There were no reports of injuries or deaths.
Initial reports said that more than 200 miners were trapped further down a steep tunnel, but Vermaak said that he could not confirm it.
Earlier, Vermaak had told Reuters that 12 people had been arrested and an unknown number of miners remained underground because they feared arrest. The Associated Press quoted Du Plooy as saying late Sunday that at least 11 miners were escorted to safety at the mine but an undetermined number of their comrades were still in the gold mine.
Police were preparing to question those who came out about anyone left underground, local media reported.
The rescue operation began on Sunday when shouts from the trapped miners alerted a police patrol in the semi-rural Johannesburg suburb of Benoni, where gold has been mined for decades.
A crane was used to shift a large concrete slab that was obstructing the shaft belonging to the Chinese-owned bullion producer Gold One, which has prospecting rights to the site but is not currently mining it.

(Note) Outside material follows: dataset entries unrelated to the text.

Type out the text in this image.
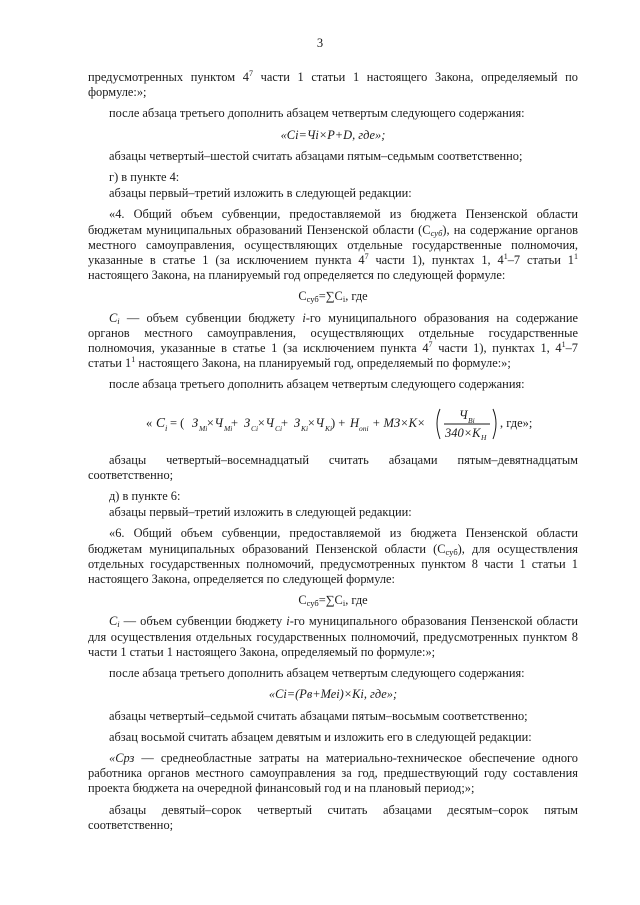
3

предусмотренных пунктом $4^7$ части 1 статьи 1 настоящего Закона, определяемый по формуле:»;

после абзаца третьего дополнить абзацем четвертым следующего содержания:

«Ci=Чi×P+D, где»;

абзацы четвертый–шестой считать абзацами пятым–седьмым соответственно;

г) в пункте 4:

абзацы первый–третий изложить в следующей редакции:

«4. Общий объем субвенции, предоставляемой из бюджета Пензенской области бюджетам муниципальных образований Пензенской области $(С_{суб})$, на содержание органов местного самоуправления, осуществляющих отдельные государственные полномочия, указанные в статье 1 (за исключением пункта $4^7$ части 1), пунктах 1, $4^1-7$ статьи $1^1$ настоящего Закона, на планируемый год определяется по следующей формуле:

$С_{суб}=\sum С_i$, где

$С_i$ — объем субвенции бюджету i-го муниципального образования на содержание органов местного самоуправления, осуществляющих отдельные государственные полномочия, указанные в статье 1 (за исключением пункта $4^7$ части 1), пунктах 1, $4^1-7$ статьи $1^1$ настоящего Закона, на планируемый год, определяемый по формуле:»;

после абзаца третьего дополнить абзацем четвертым следующего содержания:

« С i = ( З Мi
×Ч Мi
+ З Сi
×Ч Сi
+ З Кi
×Ч Кi
) + Н опi + МЗ×К×
Ч Вi
340×К Н
, где»;

абзацы четвертый–восемнадцатый считать абзацами пятым–девятнадцатым соответственно;

д) в пункте 6:

абзацы первый–третий изложить в следующей редакции:

«6. Общий объем субвенции, предоставляемой из бюджета Пензенской области бюджетам муниципальных образований Пензенской области $(С_{суб})$, для осуществления отдельных государственных полномочий, предусмотренных пунктом 8 части 1 статьи 1 настоящего Закона, определяется по следующей формуле:

$С_{суб}=\sum С_i$, где

$С_i$ — объем субвенции бюджету i-го муниципального образования Пензенской области для осуществления отдельных государственных полномочий, предусмотренных пунктом 8 части 1 статьи 1 настоящего Закона, определяемый по формуле:»;

после абзаца третьего дополнить абзацем четвертым следующего содержания:

«Сi=(Рв+Меi)×Кi, где»;

абзацы четвертый–седьмой считать абзацами пятым–восьмым соответственно;

абзац восьмой считать абзацем девятым и изложить его в следующей редакции:

«Срз — среднеобластные затраты на материально-техническое обеспечение одного работника органов местного самоуправления за год, предшествующий году составления проекта бюджета на очередной финансовый год и на плановый период;»;

абзацы девятый–сорок четвертый считать абзацами десятым–сорок пятым соответственно;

Illegal mining of abandoned shafts is common in South Africa, where informal miners excavate ore to sell, often living underground in dangerous and precarious conditions. Fatal accidents are common, and underground battles between rival groups have also been reported.
Tens of thousands of mine workers have been on strike since Jan. 23 at the country's platinum mines to demand higher wages and better working conditions from employers. Protests have turned more violent since a strike in 2012 crippled the mining industry for more than two months. In August of that year, police shot and killed 46 workers at a mine owned by Platinum- producer Lonmin. The strikes then spread to coal, diamond, chrome and iron mines.
Gold One spokesman Grant Stuart said the miners had been trapped in the "New Kleinfontein 6" ventilation shaft.
"The illegal miners have dug a tunnel right next to it to access the shaft and it has collapsed behind them," he said, adding that heavy rain may have triggered the collapse.
Gold One delisted last month from the Johannesburg and Australian stock markets after all of its share capital was acquired by BCX Gold Investment Holdings, a Chinese consortium.